Picked up 6 kits and been perusing the net for aftermarket decals and came up empty. Anyone know of any out there?


----------



## John P (Sep 1, 1999)

Have you tried Squadron?

www.squadron.com


----------



## Duck (Aug 22, 2004)

Squadron just has ten and they are mostly for 737s and the like.
Thanks.


----------



## irishtrek (Sep 17, 2005)

What in particular do you need decals for? It might help you to get a better response.


----------



## Duck (Aug 22, 2004)

Well, I bought minicraft 1/144 B-29, B-24, P-51 ans Avenger, Arii P-40N, and Revell P-47D and F4U-1. Anything to dress these up better would be nice.


----------



## djnick66 (May 2, 2008)

There isn't much in the way of 1/144th. Platz makes some really nice kits (come two in a box with multiple decal options). I don't know if they sell seperate decals. You might ask on Hyperscale. One option is to get some 1/72 or 1/48 decals, scan them, and print them out in 1/144th.


----------



## WarpCore Breach (Apr 27, 2005)

Try this site for 1/144 military decals:

http://www.canmilair.com/index.htm

While focusing mostly on Canadian aircraft, I'm pretty sure that all the ones you've mentioned are available both in type and 1/144 scale and have American markings for those planes.

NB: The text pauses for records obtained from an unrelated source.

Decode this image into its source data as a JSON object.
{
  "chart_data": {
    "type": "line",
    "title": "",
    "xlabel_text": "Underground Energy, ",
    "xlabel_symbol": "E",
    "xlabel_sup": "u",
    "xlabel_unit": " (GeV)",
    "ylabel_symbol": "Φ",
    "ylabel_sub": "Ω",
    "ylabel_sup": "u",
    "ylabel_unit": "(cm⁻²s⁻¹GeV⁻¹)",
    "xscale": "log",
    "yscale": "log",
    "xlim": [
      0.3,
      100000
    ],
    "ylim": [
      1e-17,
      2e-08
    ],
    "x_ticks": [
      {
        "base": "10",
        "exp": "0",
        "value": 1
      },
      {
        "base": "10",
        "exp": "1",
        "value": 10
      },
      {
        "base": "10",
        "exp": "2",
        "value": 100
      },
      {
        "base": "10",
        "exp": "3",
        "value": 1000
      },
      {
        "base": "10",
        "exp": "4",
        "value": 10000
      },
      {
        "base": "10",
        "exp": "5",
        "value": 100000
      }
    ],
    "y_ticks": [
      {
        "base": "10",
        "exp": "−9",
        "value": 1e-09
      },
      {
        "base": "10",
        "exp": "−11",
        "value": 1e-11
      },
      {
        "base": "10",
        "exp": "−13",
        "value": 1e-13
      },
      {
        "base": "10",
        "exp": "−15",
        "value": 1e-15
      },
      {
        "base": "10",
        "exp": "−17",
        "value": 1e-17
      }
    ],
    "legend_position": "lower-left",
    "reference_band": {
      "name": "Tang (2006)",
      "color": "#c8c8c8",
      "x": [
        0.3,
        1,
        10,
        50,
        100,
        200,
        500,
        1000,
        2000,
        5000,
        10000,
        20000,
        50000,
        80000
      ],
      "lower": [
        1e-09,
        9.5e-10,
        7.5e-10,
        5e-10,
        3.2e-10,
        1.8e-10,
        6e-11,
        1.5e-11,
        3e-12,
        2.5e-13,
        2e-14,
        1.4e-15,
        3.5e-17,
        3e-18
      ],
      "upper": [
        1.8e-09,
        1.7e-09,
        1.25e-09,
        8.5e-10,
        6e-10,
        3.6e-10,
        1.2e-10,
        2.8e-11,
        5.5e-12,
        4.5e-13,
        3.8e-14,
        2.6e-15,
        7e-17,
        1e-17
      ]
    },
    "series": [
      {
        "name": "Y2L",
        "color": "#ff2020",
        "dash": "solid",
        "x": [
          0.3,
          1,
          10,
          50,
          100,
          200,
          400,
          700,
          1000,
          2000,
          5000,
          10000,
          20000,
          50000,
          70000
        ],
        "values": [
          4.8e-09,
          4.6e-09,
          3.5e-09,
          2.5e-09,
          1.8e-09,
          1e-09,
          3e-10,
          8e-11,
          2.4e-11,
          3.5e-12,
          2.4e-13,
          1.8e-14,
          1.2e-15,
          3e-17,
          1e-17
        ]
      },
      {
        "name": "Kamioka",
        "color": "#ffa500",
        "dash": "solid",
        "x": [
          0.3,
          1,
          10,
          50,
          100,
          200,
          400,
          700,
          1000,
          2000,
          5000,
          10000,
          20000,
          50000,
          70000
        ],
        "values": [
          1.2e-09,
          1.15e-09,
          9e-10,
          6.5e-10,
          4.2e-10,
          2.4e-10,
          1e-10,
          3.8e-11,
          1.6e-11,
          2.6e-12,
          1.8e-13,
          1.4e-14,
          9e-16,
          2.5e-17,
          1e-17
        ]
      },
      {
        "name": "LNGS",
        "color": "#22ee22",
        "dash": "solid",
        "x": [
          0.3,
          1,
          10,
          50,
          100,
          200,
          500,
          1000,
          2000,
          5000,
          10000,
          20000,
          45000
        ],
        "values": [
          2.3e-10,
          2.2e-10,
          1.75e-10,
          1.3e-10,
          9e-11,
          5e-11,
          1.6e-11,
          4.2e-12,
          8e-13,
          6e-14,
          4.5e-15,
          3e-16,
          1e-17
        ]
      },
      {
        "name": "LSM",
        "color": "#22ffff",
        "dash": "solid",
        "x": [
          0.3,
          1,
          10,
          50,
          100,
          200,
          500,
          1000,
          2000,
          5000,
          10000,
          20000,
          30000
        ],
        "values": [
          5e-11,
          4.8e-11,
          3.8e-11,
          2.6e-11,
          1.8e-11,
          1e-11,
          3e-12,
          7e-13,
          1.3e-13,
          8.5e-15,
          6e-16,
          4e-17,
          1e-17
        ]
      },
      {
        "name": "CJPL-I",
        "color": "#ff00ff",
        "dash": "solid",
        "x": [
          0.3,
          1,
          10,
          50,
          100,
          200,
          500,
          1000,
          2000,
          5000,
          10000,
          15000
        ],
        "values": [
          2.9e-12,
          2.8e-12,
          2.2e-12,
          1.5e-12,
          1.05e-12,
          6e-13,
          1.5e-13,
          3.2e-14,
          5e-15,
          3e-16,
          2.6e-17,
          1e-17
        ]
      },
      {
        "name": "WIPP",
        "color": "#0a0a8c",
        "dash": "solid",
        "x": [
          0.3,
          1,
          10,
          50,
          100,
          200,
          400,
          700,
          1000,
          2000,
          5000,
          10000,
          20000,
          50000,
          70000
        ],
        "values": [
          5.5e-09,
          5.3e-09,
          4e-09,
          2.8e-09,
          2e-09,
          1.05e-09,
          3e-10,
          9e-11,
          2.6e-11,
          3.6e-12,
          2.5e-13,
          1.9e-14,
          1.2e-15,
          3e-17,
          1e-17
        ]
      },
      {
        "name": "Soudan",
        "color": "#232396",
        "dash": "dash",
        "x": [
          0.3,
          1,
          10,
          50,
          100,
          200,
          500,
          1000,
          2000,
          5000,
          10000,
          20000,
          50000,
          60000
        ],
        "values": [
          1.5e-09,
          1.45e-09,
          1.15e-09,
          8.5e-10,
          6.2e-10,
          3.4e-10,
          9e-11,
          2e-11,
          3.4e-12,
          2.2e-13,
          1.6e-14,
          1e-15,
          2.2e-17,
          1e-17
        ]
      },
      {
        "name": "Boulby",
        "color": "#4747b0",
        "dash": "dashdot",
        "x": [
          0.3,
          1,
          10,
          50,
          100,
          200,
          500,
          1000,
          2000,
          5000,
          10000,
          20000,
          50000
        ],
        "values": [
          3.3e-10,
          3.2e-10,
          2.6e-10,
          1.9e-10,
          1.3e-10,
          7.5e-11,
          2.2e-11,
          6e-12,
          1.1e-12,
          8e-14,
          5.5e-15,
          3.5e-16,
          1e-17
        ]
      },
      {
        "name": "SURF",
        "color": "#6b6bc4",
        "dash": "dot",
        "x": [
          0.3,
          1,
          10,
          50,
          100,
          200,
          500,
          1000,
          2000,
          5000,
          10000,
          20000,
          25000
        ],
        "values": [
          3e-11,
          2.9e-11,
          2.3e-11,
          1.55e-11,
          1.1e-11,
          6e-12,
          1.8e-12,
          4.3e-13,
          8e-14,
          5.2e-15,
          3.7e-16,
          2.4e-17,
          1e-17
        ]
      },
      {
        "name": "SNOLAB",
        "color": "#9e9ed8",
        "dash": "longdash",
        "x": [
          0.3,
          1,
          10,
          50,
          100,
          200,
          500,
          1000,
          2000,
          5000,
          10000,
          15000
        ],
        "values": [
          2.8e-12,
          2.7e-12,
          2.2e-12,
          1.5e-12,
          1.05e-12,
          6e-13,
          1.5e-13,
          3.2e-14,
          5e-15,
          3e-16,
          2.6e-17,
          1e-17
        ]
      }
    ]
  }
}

The link is of course the front page. It takes about 3 clicks to get to the aircraft decals page and choose the appropriate aircraft type! I've never used the products offered there; however, I do know some people who has and they've all said positive things about the quality and service! I plan on ordering some decals from here myself in the future.


----------



## 164hack (Apr 2, 2007)

There's a couple you can get fixed up here.......

http://translate.google.com/transla.../tank/products.html&rurl=translate.google.com


I got a sheet of swastikas from these guys. Nice stuff. If you know what your trying to build, you should be able to piece things together from their offerings....(watch the scale, theres some 1/300 mixed in the list)

http://stores.ebay.com/1-144-Direct...21QQ_sidZ100306430QQ_trksidZp4634Q2ec0Q2em322


----------